EANA: Reducing Privacy Risk on Large-scale Recommendation Models

Devora Berlowitz
Mei Chen
QiQi Xue
Steve Chien
16th ACM Conference on Recommender Systems (2022)

Abstract

Embedding-based deep neural networks (DNNs) are widely used in large-scale recommendation systems. Differentially-private stochastic gradient descent (DP-SGD) provides a way to enable personalized experiences while preserving user privacy by injecting noise into every model parameter during the training process. However, it is challenging to apply DP-SGD to large-scale embedding-based DNNs due to its effect on training speed. This happens because the noise added by DP-SGD causes normally sparse gradients to become dense, introducing a large communication overhead between workers and parameter servers in a typical distributed training framework. This paper proposes embedding-aware noise addition (EANA) to mitigate the communication overhead, making training a large-scale embedding-based DNN possible.
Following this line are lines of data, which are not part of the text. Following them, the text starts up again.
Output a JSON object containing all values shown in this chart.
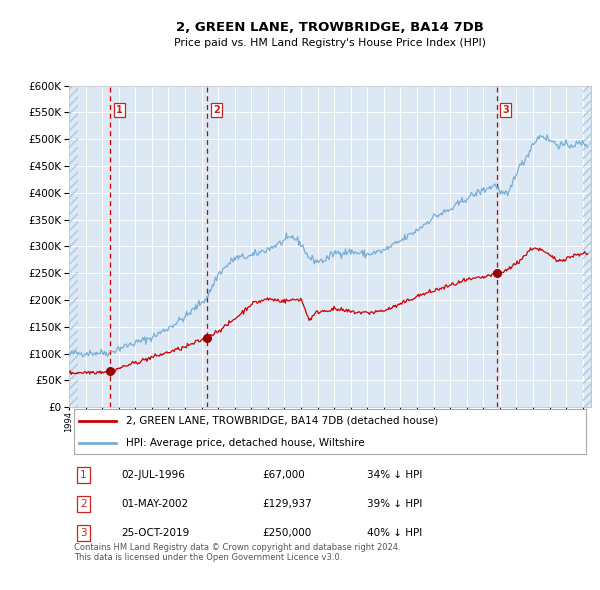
{
  "title": "2, GREEN LANE, TROWBRIDGE, BA14 7DB",
  "subtitle": "Price paid vs. HM Land Registry's House Price Index (HPI)",
  "legend_label_red": "2, GREEN LANE, TROWBRIDGE, BA14 7DB (detached house)",
  "legend_label_blue": "HPI: Average price, detached house, Wiltshire",
  "transaction_labels": [
    {
      "num": 1,
      "date": "02-JUL-1996",
      "price": "£67,000",
      "pct": "34% ↓ HPI"
    },
    {
      "num": 2,
      "date": "01-MAY-2002",
      "price": "£129,937",
      "pct": "39% ↓ HPI"
    },
    {
      "num": 3,
      "date": "25-OCT-2019",
      "price": "£250,000",
      "pct": "40% ↓ HPI"
    }
  ],
  "transaction_years": [
    1996.5,
    2002.33,
    2019.81
  ],
  "transaction_prices": [
    67000,
    129937,
    250000
  ],
  "footer": "Contains HM Land Registry data © Crown copyright and database right 2024.\nThis data is licensed under the Open Government Licence v3.0.",
  "bg_color": "#dce9f5",
  "plot_bg_color": "#dce9f5",
  "grid_color": "#ffffff",
  "red_line_color": "#cc0000",
  "blue_line_color": "#7aadd4",
  "marker_color": "#990000",
  "dashed_color": "#cc0000",
  "box_color": "#cc2222",
  "ylim": [
    0,
    600000
  ],
  "yticks": [
    0,
    50000,
    100000,
    150000,
    200000,
    250000,
    300000,
    350000,
    400000,
    450000,
    500000,
    550000,
    600000
  ],
  "xmin": 1994,
  "xmax": 2025.5
}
We examine the privacy benefit of EANA both analytically and empirically using secret sharer techniques. We demonstrate that training with EANA can achieve reasonable model precision while providing good practical privacy protection as measured by the secret sharer tests. Experiments on a real-world, large-scale dataset and model show that EANA is much faster than standard DP-SGD, improving the training speed by 54X and unblocking the training of a large-scale embedding-based DNN with reduced privacy risk.